MLB All-Star John Olerud's Daughter Jordan, 19, Dies After Battling Rare Chromosome Disease
Jordan Olerud was born with a unique chromosome syndrome called tri-some 2p, 5p-
MLB All-Star John Olerud’s 19-year-old daughter Jordan has died after battling a rare chromosome disorder since birth.
Jordan’s death was confirmed on Sunday by Jay Horwitz, vice president of alumni public relations for the New York Mets, the team which John, 51, played for from 1997-1999.

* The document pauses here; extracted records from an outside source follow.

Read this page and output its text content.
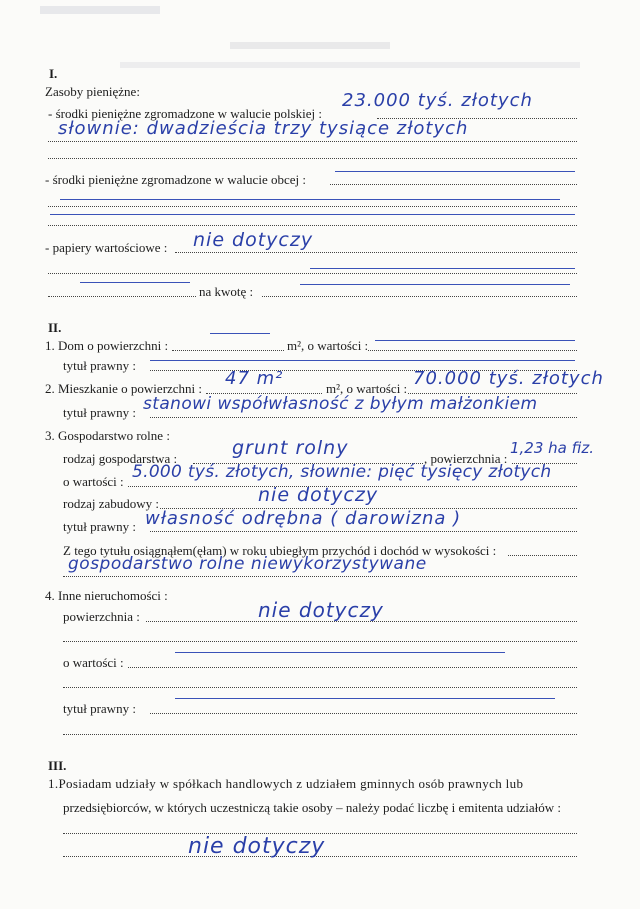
I.
Zasoby pieniężne:
- środki pieniężne zgromadzone w walucie polskiej :
23.000 tyś. złotych
słownie: dwadzieścia trzy tysiące złotych
- środki pieniężne zgromadzone w walucie obcej :
- papiery wartościowe : nie dotyczy
na kwotę :
II.
1. Dom o powierzchni :	m², o wartości :
tytuł prawny :
2. Mieszkanie o powierzchni : 47 m²	m², o wartości : 70.000 tyś. złotych
tytuł prawny : stanowi współwłasność z byłym małżonkiem
3. Gospodarstwo rolne :
rodzaj gospodarstwa :	grunt rolny	, powierzchnia :
1,23 ha fiz.
o wartości : 5.000 tyś. złotych, słownie: pięć tysięcy złotych
rodzaj zabudowy :	nie dotyczy
tytuł prawny : własność odrębna ( darowizna )
Z tego tytułu osiągnąłem(ęłam) w roku ubiegłym przychód i dochód w wysokości :
gospodarstwo rolne niewykorzystywane
4. Inne nieruchomości :
powierzchnia :	nie dotyczy
o wartości :
tytuł prawny :
III.
1.Posiadam udziały w spółkach handlowych z udziałem gminnych osób prawnych lub
przedsiębiorców, w których uczestniczą takie osoby – należy podać liczbę i emitenta udziałów :
nie dotyczy
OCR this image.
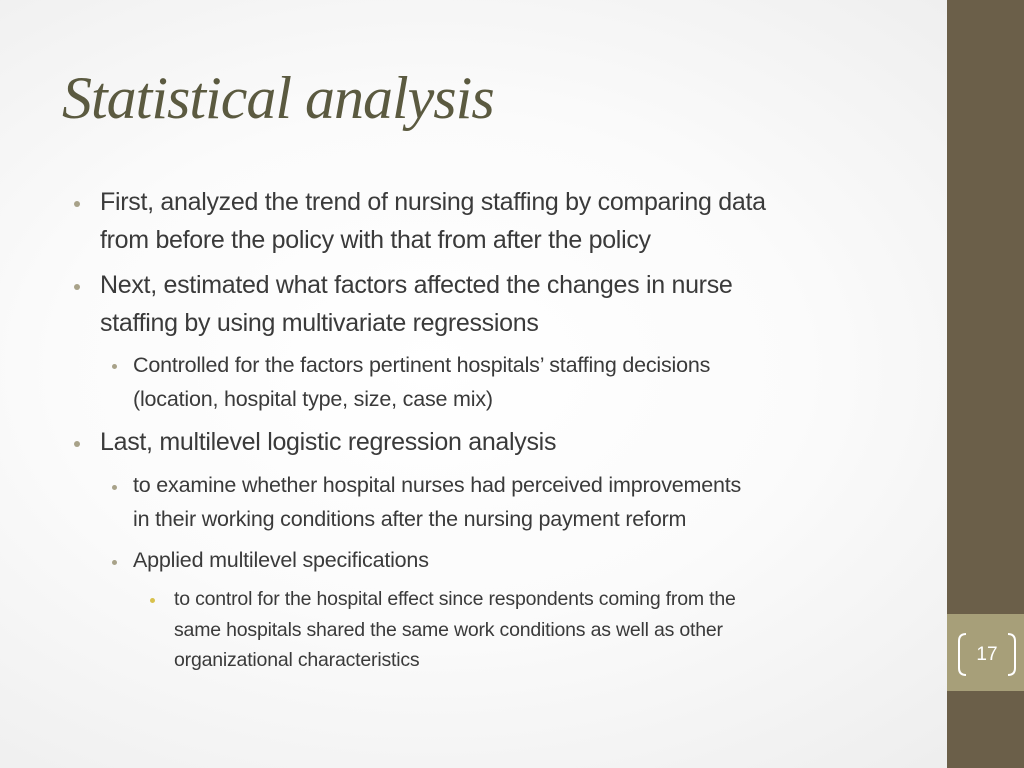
17
Statistical analysis
First, analyzed the trend of nursing staffing by comparing data
from before the policy with that from after the policy
Next, estimated what factors affected the changes in nurse
staffing by using multivariate regressions
Controlled for the factors pertinent hospitals’ staffing decisions
(location, hospital type, size, case mix)
Last, multilevel logistic regression analysis
to examine whether hospital nurses had perceived improvements
in their working conditions after the nursing payment reform
Applied multilevel specifications
to control for the hospital effect since respondents coming from the
same hospitals shared the same work conditions as well as other
organizational characteristics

“So sad to hear about the passing of Jordan Olerud. To honor John, Kelly and Jordan you can contribute at http://JordanFund.org. Services for Jordan will be this Saturday,” Horwitz wrote on Twitter.
Jordan was born in August 2000 with a unique chromosome syndrome called tri-some 2p, 5p-, which means she had an extra second chromosome and was missing part of her fifth chromosome, according to Today.
John and his wife Kelly, who also have a son together, launched the Jordan Fund in 2003.
“John & Kelly have experienced first hand what an enormous task it is to care for a child with special needs, and what a huge burden it can place on families,” the foundation’s website states.
Over the years, the foundation has helped give grants to families unable to cover the medical costs for a child who is also diagnosed with the rare disease. In 2014, the foundation donated $50,000 to Inspiration Playground to create an all-inclusive playground in Bellevue, Washington, according to a 2014 press release from Rotary Club of Bellevue.
John previously told The Boston Globe in 2005 — the same year he retired from the MLB — how much his daughter inspired him.
“I’m constantly amazed at her disposition,” he said. “She’s uncomfortable, she’s having a hard time… but yet, she’s got a smile for you. I’m really blessed to have a child like her.”
John played for the Toronto Blue Jays, New York Mets, Seattle Mariners, New York Yankees and Boston Red Sox during his MLB career, and was named All-Star in 1993 and 2001. In 2007, he was inducted into the National College Baseball Hall of Fame.